Austrialian designer Alison Lewis from Wearable Experiments, created the Navigation Jacket. At first glance it’s a traditional blazer, but this blazer will help take you places, get you there on time and you’ll never get lost. Once you download the companion app, you will be buzzed on your shoulder to turn right or to turn left. This jacket not only has applicable use for the geographically challenged but what a wonderful option for the visually impaired.
Liz Salcedo, a former social worker and her tech savvy hubby put their talents together to create a self-charging mini bag called the Everpurse, a small bag about the size of a cosmetic case that fully charges your phone twice with no cords.

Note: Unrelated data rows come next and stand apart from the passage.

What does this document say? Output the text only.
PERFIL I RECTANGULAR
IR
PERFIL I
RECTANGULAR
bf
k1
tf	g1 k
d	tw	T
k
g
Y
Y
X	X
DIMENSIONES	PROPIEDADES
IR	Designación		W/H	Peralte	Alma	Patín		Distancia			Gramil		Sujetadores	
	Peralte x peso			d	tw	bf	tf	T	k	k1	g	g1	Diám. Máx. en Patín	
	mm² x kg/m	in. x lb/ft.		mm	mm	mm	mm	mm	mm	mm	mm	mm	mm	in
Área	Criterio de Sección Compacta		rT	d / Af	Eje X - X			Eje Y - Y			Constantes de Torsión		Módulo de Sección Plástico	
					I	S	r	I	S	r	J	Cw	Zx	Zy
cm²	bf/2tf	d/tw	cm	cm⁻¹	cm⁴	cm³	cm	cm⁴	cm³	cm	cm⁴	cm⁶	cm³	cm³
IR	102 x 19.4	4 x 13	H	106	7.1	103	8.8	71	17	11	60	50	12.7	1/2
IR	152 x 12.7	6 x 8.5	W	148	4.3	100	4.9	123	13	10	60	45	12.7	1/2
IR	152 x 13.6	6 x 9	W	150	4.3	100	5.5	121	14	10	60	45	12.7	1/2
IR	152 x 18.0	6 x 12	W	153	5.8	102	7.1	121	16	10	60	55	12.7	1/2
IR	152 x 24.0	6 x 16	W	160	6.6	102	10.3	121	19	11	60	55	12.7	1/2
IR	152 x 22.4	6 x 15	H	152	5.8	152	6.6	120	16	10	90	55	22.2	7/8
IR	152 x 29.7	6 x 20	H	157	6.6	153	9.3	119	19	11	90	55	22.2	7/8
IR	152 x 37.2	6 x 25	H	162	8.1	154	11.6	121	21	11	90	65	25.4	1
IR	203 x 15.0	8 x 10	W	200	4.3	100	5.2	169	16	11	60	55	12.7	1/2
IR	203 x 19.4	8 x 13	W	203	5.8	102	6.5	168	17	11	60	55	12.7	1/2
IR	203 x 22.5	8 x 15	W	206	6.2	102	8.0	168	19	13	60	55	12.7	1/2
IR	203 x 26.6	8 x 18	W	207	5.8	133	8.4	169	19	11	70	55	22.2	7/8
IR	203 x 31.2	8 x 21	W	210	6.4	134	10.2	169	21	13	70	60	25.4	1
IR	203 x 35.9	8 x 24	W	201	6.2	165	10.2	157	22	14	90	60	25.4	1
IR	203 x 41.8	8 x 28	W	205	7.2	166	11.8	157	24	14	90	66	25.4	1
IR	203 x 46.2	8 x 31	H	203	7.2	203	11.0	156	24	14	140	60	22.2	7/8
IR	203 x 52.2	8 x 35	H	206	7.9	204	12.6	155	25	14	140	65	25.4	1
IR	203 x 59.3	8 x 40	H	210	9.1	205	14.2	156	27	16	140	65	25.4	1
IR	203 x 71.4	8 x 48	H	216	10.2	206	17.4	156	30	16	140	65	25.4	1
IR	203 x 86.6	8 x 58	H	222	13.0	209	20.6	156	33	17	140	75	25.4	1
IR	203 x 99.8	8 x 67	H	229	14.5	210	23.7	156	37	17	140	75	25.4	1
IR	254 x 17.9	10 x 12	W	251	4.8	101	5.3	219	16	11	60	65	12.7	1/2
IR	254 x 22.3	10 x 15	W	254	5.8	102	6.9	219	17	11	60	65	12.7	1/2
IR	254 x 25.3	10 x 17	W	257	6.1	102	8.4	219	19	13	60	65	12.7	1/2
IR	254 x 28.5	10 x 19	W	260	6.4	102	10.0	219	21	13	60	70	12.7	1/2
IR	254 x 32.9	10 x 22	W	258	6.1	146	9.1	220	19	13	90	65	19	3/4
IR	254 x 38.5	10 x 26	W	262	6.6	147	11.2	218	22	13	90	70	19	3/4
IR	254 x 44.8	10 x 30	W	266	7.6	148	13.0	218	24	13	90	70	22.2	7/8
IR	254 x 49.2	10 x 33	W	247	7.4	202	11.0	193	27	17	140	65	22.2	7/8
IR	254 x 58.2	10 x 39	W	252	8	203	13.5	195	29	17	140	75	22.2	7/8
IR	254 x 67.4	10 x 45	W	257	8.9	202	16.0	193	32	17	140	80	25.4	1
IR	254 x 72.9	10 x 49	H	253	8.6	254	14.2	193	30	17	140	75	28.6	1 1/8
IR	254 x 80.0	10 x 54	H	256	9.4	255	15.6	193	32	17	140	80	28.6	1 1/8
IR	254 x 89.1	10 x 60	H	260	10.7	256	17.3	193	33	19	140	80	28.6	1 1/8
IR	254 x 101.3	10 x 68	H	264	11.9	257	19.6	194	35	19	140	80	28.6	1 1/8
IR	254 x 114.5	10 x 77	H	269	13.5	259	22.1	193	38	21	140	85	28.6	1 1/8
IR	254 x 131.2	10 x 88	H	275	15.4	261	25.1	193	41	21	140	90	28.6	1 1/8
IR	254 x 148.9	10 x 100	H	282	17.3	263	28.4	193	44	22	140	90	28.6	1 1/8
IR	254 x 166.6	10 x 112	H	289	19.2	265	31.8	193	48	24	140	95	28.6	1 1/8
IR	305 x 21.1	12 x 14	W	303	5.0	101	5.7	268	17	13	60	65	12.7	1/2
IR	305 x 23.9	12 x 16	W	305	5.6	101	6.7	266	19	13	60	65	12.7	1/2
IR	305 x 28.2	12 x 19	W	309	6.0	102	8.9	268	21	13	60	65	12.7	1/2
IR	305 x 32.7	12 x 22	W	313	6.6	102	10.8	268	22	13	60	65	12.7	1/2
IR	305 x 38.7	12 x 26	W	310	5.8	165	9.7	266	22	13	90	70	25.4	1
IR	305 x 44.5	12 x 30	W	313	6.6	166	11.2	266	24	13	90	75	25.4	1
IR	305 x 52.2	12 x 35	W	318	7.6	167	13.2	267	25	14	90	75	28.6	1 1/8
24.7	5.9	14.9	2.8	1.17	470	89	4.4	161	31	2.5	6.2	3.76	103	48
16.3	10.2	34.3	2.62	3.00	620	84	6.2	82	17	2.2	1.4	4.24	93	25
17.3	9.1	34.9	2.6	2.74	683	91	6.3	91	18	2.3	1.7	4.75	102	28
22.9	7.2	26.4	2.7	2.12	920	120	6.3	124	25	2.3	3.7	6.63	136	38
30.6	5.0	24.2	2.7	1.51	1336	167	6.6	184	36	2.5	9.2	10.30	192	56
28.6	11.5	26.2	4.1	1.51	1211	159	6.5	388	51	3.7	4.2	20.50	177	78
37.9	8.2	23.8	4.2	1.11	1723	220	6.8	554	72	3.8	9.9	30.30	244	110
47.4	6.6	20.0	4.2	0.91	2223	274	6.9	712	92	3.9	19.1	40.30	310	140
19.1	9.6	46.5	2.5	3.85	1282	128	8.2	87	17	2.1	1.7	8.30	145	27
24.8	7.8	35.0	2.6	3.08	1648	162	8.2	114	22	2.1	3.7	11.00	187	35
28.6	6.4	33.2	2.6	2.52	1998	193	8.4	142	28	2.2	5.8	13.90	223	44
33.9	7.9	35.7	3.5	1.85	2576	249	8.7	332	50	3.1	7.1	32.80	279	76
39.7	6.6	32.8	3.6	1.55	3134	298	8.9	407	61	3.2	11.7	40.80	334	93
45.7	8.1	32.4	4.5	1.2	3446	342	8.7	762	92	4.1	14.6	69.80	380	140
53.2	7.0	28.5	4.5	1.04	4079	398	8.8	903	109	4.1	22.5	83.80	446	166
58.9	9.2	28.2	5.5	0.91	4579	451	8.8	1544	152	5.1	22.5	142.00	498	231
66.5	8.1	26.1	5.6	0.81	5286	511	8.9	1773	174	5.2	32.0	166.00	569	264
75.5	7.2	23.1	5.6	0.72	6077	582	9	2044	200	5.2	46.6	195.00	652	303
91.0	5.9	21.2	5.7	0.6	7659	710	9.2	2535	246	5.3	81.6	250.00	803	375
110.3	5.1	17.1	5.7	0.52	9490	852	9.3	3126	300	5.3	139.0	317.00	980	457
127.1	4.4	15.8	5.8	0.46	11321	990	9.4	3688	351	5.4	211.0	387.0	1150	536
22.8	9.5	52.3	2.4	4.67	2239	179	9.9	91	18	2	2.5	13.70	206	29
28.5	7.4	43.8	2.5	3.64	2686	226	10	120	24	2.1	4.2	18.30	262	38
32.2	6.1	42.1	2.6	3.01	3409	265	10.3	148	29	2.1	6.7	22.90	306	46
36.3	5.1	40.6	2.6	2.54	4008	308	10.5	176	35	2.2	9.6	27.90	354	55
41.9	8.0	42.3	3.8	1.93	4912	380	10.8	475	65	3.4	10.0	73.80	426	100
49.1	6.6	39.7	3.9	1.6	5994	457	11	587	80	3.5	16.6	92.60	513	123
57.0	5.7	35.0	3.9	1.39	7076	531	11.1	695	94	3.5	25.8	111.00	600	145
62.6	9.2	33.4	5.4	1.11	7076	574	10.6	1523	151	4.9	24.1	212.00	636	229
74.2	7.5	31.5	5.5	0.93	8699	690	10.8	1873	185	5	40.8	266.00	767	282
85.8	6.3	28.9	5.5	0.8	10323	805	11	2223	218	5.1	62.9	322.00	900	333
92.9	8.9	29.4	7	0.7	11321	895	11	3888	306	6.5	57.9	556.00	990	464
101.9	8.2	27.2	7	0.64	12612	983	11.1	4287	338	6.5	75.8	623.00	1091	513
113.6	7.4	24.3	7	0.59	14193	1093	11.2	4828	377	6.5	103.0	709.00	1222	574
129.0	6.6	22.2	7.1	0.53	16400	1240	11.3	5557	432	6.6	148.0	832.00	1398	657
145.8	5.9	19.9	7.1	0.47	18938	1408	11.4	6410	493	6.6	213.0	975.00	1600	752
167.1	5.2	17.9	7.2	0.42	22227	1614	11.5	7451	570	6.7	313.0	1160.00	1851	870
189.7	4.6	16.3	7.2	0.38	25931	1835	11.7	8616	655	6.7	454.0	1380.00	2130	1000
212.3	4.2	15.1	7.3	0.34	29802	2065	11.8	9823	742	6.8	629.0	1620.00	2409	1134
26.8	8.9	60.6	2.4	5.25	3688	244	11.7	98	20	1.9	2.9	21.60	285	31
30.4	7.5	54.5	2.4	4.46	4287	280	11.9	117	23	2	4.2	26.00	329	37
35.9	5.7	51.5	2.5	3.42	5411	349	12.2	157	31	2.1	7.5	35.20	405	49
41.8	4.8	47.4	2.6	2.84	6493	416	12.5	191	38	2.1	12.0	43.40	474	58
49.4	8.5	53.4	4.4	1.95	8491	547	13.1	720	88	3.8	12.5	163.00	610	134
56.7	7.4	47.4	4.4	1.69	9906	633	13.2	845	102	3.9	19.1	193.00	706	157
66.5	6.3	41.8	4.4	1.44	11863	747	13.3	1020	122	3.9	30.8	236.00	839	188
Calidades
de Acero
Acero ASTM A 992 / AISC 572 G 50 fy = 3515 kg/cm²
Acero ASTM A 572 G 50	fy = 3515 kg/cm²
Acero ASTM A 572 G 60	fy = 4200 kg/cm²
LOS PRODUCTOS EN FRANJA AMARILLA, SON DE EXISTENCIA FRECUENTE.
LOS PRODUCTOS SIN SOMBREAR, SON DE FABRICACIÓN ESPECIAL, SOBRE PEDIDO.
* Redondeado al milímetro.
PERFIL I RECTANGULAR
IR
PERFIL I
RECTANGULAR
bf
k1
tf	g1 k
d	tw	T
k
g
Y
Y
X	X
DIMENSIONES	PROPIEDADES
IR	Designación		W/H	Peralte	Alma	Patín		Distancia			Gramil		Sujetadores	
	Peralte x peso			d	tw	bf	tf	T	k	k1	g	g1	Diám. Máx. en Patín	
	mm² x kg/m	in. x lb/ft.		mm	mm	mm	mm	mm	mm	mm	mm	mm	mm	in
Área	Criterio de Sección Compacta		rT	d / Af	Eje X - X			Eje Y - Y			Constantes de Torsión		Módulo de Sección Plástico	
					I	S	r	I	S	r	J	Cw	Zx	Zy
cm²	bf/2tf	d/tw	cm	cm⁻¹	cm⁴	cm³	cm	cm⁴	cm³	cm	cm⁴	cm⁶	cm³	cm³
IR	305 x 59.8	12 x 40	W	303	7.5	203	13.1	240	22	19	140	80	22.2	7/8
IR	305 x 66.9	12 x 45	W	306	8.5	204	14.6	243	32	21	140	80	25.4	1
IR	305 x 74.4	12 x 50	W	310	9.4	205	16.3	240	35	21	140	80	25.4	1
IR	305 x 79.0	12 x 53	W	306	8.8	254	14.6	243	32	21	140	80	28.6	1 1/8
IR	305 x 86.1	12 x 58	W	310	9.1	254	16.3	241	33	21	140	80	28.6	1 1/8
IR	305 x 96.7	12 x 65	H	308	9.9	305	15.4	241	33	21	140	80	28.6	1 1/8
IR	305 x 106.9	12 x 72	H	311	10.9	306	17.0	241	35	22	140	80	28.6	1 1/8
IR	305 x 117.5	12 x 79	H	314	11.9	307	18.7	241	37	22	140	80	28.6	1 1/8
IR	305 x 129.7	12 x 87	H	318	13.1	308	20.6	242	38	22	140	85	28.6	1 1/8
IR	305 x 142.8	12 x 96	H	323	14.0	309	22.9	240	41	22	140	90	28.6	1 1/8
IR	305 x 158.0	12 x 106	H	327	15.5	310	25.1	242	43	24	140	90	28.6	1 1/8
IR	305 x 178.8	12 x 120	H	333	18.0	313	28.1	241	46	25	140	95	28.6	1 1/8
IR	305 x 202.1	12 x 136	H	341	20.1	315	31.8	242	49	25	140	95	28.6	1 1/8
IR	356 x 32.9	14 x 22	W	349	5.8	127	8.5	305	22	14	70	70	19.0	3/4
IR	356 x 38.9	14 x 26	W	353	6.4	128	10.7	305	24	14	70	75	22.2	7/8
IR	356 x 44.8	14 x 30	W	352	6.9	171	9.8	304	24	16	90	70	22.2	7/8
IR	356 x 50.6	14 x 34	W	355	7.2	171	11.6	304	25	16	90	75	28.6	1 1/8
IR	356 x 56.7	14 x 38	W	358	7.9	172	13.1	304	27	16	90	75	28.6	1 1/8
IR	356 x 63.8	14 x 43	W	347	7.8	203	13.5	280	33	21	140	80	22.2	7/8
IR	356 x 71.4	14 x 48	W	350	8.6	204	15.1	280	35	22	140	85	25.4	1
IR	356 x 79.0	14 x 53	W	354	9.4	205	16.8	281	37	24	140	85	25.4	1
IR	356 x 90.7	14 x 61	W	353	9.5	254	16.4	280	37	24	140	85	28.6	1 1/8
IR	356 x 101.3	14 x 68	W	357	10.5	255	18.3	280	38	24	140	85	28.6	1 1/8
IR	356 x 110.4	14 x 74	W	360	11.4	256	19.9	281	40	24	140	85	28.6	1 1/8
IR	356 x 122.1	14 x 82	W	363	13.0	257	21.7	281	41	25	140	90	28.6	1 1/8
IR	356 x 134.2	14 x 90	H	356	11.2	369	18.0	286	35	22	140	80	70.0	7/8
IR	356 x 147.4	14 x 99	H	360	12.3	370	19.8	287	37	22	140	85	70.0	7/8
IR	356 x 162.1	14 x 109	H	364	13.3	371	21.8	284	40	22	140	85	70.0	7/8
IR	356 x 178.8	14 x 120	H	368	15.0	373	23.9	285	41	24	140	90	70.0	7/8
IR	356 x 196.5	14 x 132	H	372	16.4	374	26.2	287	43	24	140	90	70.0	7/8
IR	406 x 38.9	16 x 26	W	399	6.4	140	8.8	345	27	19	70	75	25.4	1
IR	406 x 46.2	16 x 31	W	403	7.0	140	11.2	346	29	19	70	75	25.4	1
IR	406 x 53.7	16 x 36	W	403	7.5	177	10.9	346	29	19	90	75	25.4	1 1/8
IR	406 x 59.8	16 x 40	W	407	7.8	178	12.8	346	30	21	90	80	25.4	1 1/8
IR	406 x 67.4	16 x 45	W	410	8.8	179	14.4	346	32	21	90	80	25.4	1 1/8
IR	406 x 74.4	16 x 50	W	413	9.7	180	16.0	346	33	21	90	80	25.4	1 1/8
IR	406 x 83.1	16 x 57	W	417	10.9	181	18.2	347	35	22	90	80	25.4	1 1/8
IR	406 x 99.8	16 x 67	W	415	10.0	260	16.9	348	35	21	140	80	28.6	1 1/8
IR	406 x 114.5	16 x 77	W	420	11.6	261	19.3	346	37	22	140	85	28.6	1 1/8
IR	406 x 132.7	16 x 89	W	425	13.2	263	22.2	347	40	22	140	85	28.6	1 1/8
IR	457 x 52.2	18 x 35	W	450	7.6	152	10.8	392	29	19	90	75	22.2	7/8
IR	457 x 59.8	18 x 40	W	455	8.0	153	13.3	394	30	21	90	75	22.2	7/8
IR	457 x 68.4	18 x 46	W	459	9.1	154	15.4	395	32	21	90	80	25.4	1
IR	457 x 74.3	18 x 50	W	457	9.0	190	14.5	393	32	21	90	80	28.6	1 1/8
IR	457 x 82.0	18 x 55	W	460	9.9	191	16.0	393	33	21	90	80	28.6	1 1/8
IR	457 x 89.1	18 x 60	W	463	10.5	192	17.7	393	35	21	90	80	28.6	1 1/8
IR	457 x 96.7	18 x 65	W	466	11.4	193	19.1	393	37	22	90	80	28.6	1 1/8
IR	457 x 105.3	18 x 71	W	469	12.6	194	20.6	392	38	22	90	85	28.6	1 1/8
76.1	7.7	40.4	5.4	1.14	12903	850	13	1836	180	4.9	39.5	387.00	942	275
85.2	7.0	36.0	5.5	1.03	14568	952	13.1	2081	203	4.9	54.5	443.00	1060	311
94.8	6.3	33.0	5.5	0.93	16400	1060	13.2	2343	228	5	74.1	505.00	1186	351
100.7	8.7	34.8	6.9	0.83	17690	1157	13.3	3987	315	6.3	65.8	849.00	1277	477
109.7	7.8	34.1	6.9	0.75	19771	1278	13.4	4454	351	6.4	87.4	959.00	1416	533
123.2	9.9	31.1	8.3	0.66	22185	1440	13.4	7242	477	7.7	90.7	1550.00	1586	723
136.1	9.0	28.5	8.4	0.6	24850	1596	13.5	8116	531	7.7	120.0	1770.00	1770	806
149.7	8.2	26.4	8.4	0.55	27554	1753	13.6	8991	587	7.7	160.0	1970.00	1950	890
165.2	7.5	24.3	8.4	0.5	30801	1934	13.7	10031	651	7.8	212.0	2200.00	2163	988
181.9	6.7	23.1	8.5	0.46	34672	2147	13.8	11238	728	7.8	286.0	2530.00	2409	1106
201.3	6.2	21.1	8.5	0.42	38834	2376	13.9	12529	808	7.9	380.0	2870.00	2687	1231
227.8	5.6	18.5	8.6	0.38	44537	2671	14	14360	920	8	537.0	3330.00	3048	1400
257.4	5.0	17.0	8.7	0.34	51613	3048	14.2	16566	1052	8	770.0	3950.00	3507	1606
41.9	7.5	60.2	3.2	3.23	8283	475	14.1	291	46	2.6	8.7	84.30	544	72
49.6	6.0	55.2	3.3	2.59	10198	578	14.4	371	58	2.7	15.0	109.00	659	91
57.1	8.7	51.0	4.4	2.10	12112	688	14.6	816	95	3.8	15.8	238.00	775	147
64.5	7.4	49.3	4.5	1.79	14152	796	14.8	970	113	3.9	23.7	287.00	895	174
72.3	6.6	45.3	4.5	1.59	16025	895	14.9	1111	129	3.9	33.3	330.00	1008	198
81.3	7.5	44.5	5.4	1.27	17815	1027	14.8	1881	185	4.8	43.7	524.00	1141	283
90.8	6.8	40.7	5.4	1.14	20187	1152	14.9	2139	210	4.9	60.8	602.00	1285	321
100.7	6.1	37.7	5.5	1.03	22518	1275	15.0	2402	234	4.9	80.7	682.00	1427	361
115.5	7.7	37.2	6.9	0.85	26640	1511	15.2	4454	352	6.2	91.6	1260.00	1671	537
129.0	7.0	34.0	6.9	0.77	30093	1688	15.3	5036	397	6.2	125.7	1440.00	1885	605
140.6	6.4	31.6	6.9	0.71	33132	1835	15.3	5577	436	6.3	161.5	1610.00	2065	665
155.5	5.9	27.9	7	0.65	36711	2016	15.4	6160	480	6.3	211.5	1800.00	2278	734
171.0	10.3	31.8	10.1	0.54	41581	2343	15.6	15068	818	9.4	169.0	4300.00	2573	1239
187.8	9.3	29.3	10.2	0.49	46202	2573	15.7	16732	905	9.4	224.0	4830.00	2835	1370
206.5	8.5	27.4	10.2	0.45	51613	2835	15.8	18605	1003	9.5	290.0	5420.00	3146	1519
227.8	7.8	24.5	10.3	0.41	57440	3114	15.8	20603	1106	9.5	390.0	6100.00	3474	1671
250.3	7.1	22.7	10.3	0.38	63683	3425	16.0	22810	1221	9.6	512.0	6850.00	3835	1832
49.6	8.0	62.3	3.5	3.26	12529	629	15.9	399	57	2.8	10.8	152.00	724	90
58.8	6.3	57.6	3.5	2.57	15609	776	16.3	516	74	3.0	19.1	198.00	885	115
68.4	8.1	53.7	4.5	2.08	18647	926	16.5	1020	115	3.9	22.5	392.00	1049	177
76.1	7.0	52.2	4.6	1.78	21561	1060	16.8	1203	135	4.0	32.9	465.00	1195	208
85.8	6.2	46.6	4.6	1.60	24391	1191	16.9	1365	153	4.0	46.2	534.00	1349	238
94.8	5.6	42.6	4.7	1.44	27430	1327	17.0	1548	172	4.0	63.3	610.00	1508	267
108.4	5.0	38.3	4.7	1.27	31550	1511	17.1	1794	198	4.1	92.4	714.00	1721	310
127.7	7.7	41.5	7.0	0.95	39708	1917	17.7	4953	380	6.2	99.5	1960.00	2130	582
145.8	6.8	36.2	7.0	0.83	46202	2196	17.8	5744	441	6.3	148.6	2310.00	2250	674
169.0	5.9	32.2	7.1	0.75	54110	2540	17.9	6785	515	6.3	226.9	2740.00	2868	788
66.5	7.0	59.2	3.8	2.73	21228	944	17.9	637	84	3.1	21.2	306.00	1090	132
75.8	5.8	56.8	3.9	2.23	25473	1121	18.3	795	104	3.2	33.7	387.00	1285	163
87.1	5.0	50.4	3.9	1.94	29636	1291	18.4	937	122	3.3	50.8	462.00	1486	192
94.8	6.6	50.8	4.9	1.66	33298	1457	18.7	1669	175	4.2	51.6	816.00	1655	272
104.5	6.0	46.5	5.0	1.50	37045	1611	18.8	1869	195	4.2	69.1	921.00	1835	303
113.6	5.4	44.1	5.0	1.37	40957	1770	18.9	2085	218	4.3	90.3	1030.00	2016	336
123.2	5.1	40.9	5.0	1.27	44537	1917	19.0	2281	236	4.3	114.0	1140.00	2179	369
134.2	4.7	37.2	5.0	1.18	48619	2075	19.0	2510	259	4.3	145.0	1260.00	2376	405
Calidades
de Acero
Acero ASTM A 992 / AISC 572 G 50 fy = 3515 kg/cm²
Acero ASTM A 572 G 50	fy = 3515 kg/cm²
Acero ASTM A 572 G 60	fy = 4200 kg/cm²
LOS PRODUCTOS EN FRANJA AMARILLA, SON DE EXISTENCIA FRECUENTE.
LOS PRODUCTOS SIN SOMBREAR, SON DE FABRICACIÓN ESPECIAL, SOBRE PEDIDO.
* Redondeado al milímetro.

Perfect for a plane trip, or for business when you aren’t able to charge your phone. At the end of day just place the bag on the recharging table and you’re ready for another busy day using you phone and not being stuck trying to find an outlet. At around $150 this was by far the most affordable and wearable product you can buy right now.
In a sea of casually dressed techno geeks with backpacks, I immediately noticed a stylishly dressed gal carrying an amazing bag at one of the panel discussions. It was bag invented by an MIT student and self proclaimed “techanista” who was fed up with charging all of her devices.
“I walked out of my dorm room at MIT and I was frustrated that I couldn’t find an outlet to charge my device and there has to be a solution for this”, stated inventor and CEO of Jon Lou, Theordora Koullias.
The Jon Lou bag will not only charge your phone but everything you own with a USB hookup and claims to charge your devices up to 14 times. The Jon Lou bag also has LED technology built in so you can see inside your bag in low light and a companion app will continue to monitor your charging consumption…now that’s a really smart bag!
One of the common key takeaways during SXSW Interactive, was wearables should work seamlessly with your lifestyle and shouldn’t require a lot of steps to make it work nor be cumbersome or too “techy”. We are also experiencing the very early stages of the wearables industry and mixing fashion and technology is still quite challenging. You never know, next year at SXSW someone may say “beam me up Scotty” to their smartwatch during a panel discussion and it may really happen!